News that some advanced practice physios will be able to prescribe drugs without a doctor overseeing their decision is a major advance for the profession. Lynn Eaton finds out more
David Baker, who at London's St Leonard's Hospital, has been a supplementary prescriber since 2008
A huge sigh of relief went up as - after years of hard work and behind-the-scenes negotiation - ministers finally gave the green light this week to independent prescribing.
The decision not only marks a major step forward for the status of the profession, it could mean the transformation of the patient's experience of care.
David Baker, who works in a chronic pain clinic at London's St Leonard's Hospital in Hackney, is delighted at the news. He already has supplementary prescribing rights and knows which drugs will help his patients. But he still needs a doctor to sign the prescription. The situation is frustrating for him - and can mean his patients suffer unnecessarily.
'Just the other week, we had a patient come in with severe back pain. He'd been sent for an MRI scan, but was on completely inadequate analgesia - just a low dose codamine that wasn't even touching his pain.'
Mr Baker wanted to give his patient something more appropriate, but the pain clinic only has a consultant present one day a week and the doctor wasn't in that day. So he tried to call the patient's GP. It took him ages to get through to the surgery, only to establish that the GP wouldn't be available until the following week and that, because no other GP knew the patient, no-one else could approve the treatment Mr Baker proposed.
'It would have been so much better if I could have just made the decision, given the patient the drugs, then have told the GP afterwards what I'd done,' he says.
Mr Baker became a supplementary prescriber in 2008. 'Working in a chronic pain unit, it was an obvious string to our bow,' he says. 'It struck me how little most physios know about medication, yet virtually everybody we see is in pain.'
Quick facts on independent prescribing
- Can all physios potentially become independent prescribers? No. They will mainly be working in advanced practitioner roles - especially in respiratory, neuro, women's health and chronic pain. They'll need to show they have appropriate clinical governance in place and that there is a specific need for this service.
- What will the training be? It's likely to be similar to that already available for people training for supplementary medicine prescribing. Several universities offer courses that tend to be about six months in length, part-time. Those already trained as a supplementary prescriber will need to do a conversion course before they become an independent prescriber.
- When will the courses start? The HCPC will need to approve any new course. Realistically this process means it is unlikely any independent prescribing course will be available before September 2013, with the first independent prescribers coming through in 2014.
- How much will they cost? Those who are self-funding can expect to pay at least £2,000. However, many physios in the NHS would be funded through their employer, who would be likely to receive a preferential rate for a block booking.
Now 60 per cent of GP referrals come direct to his clinic rather than going to the consultant first - a sign of the confidence doctors have in the service. But independent prescribing will make things even better he believes.

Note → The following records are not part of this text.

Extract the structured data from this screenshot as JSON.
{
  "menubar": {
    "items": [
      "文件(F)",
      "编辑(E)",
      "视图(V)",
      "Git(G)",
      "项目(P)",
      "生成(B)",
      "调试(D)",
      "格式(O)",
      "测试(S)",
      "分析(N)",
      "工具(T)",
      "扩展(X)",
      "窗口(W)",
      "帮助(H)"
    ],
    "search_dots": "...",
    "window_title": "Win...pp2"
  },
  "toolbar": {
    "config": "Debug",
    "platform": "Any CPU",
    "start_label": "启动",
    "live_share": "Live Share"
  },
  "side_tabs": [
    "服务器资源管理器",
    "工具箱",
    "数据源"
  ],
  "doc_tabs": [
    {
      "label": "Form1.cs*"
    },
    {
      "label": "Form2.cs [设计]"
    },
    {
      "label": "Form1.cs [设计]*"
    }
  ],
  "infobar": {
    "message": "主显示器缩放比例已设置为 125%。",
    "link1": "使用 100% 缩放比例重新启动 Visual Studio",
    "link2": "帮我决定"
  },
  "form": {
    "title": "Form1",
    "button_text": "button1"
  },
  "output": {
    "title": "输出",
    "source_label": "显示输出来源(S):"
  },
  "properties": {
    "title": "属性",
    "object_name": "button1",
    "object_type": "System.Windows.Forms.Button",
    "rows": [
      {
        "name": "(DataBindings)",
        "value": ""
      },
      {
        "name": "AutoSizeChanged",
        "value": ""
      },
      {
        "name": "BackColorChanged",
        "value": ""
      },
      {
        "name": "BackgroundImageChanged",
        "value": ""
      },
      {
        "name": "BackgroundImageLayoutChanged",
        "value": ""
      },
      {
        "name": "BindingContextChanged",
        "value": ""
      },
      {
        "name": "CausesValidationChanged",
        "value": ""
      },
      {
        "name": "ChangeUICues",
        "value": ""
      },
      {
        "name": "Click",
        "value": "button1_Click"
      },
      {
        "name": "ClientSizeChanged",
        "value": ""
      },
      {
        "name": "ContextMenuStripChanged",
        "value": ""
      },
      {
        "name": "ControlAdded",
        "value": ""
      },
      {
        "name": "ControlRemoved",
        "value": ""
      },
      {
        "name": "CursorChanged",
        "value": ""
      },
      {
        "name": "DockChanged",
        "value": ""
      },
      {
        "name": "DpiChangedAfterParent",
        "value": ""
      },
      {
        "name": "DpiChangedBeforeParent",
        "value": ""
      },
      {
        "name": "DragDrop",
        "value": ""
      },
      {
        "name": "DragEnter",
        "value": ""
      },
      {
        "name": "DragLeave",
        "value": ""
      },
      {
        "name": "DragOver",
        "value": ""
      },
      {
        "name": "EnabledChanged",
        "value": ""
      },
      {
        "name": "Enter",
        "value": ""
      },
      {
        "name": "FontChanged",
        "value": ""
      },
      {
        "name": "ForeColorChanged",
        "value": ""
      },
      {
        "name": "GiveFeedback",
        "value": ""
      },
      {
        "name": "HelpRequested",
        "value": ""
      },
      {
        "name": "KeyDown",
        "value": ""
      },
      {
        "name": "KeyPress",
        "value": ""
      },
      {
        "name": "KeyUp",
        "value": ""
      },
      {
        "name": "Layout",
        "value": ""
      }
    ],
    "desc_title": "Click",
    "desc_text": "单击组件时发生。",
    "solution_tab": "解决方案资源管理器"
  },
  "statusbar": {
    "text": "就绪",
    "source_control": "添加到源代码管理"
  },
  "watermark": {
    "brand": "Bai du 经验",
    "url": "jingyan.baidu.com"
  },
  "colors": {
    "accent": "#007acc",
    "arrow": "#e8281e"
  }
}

'The advantage will be that it is much more flexible. It will make things a lot easier, which will mean a quicker and more efficient service. Where a patient is in a lot of pain, it may be difficult for them to get to their GP. We could offer a one stop shop. With independent prescribing we could even do home visits.'
Some 200 physios currently have supplementary prescribing status like Mr Baker. They will have undertaken a 26-week part-time university course first and need to have registered their status with the Health and Care Professions Council (HCPC). On the whole they are physios working in NHS settings at advanced practitioner level.
Andrew McEwan is course leader and senior lecturer on one of the existing supplementary prescribing courses, at Leeds Metropolitan University. A nurse by background, he's been working on the non-medical prescribing courses since 2001, when the government first announced that nurses would get some limited independent prescribing, leading up to full independent prescribing rights for any drug in the formulary in 2007.
Safe prescribing and defendable decisions will be essential, he argues. The CSP has argued for access to the full formulary not just drugs related to the conditions physios are most likely to treat. Mr McEwan is delighted the government has given the go ahead for this.
'The biggest change [to come about from independent prescribing] will be improved patient outcomes,' he says. 'But the physios who become independent prescribers will feel a real sense of professional achievement. They will be able to offer a complete package of care to patients.'
Julie Read is only too happy to endorse that sentiment. She works as the lead in a community based respiratory care team in Hounslow and Richmond, south west London.
As a supplementary prescriber she helps advise on inhaled medications for patients with chronic obstructive pulmonary disease patients, in particular steroids and antibiotics.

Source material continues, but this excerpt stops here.